The results surprised us: Developers thought they were 20% faster with AI tools, but they were actually 19% slower when they had access to AI than when they didn't.

These studies are important as they generate valuable discussions about how to measure the impact of AI tools, what kinds of tasks they can help with and what kinds of people can benefit - there's too little usable evidence at the moment. The thread linked above is the most interesting deeper dive I've seen, with subsequent personal views from one of the 16 developers who participated in the study. The main conclusion is that it is too early to judge. It will take time for new cultures and habits to emerge; for instance, knowing when to fix an issue yourself and when to see how the LLM does, when the latter will give a rush of satisfaction:

LLMs are a big dopamine shortcut button that may one-shot your problem. Do you keep pressing the button that has a 1% chance of fixing everything? It's a lot more enjoyable than the grueling alternative, at least to me.

Andrew Ng: Building Faster with AI

The Y Combinator AI Startup School keeps producing big hitters - the recent talk by Andrew Ng is great. You can also access it as a podcast (via Spotify or Apple). Andrew brings a unique perspective as one of the early deep learning pioneers, founder of successful companies like Coursera, leader of AI groups at Google and Baidu, and via the AI Fund helping build a huge portfolio of AI startups.
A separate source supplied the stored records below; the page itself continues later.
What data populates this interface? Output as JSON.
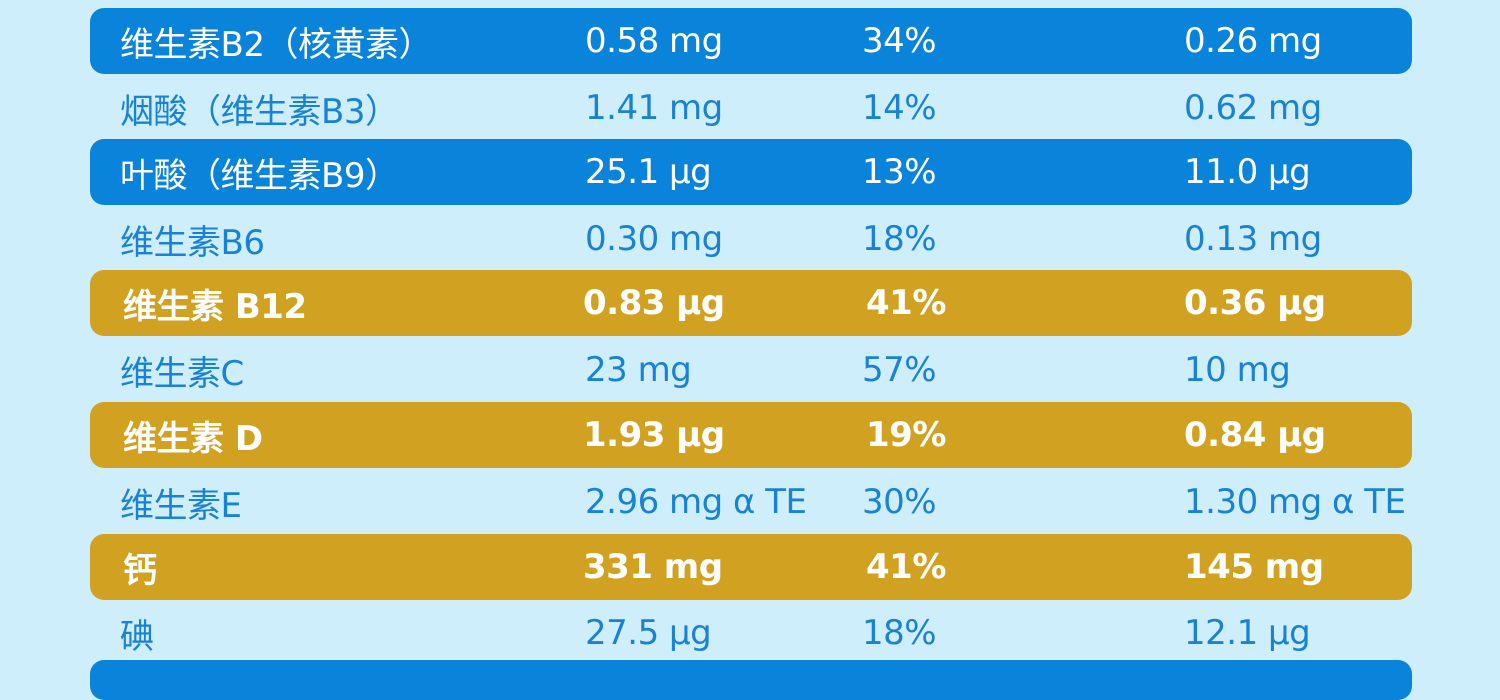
{
  "rows": [
    {
      "style": "blue",
      "name": "维生素B2（核黄素）",
      "amount": "0.58 mg",
      "percent": "34%",
      "per_unit": "0.26 mg"
    },
    {
      "style": "plain",
      "name": "烟酸（维生素B3）",
      "amount": "1.41 mg",
      "percent": "14%",
      "per_unit": "0.62 mg"
    },
    {
      "style": "blue",
      "name": "叶酸（维生素B9）",
      "amount": "25.1 μg",
      "percent": "13%",
      "per_unit": "11.0 μg"
    },
    {
      "style": "plain",
      "name": "维生素B6",
      "amount": "0.30 mg",
      "percent": "18%",
      "per_unit": "0.13 mg"
    },
    {
      "style": "gold",
      "name": "维生素 B12",
      "amount": "0.83 μg",
      "percent": "41%",
      "per_unit": "0.36 μg"
    },
    {
      "style": "plain",
      "name": "维生素C",
      "amount": "23 mg",
      "percent": "57%",
      "per_unit": "10 mg"
    },
    {
      "style": "gold",
      "name": "维生素 D",
      "amount": "1.93 μg",
      "percent": "19%",
      "per_unit": "0.84 μg"
    },
    {
      "style": "plain",
      "name": "维生素E",
      "amount": "2.96 mg α TE",
      "percent": "30%",
      "per_unit": "1.30 mg α TE"
    },
    {
      "style": "gold",
      "name": "钙",
      "amount": "331 mg",
      "percent": "41%",
      "per_unit": "145 mg"
    },
    {
      "style": "plain",
      "name": "碘",
      "amount": "27.5 μg",
      "percent": "18%",
      "per_unit": "12.1 μg"
    },
    {
      "style": "blue",
      "name": "",
      "amount": "",
      "percent": "",
      "per_unit": ""
    }
  ],
  "colors": {
    "background": "#cfeefb",
    "blue_row": "#0a83db",
    "gold_row": "#d1a222",
    "plain_text": "#1a82d4"
  }
}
To pick just one particularly thought provoking moment, he discusses the previous rule of thumb that you need one product manager to 4-7 engineers. Now one of his teams are suggesting 2 product managers to 1 engineer as a ratio, given the speed of AI-assisted development. Quite a counterpoint to the METR study.

The Political Economy of AI: A Syllabus

Henry Farrell is a professor at Johns Hopkins, and has co-authored some of the most thought provoking analysis of what LLM AI systems really are in the context of human society. His paper with Alison Gopnik, Cosma Shalizi, and James Evans on modern AI systems as cultural and social technologies is required reading (and they're calling this stance "Gopnikism"). The link above is his almost finished syllabus of this and other vital texts to understand modern AI. Loads to digest here, but the ones I was already aware of make me realise this is likely a great list.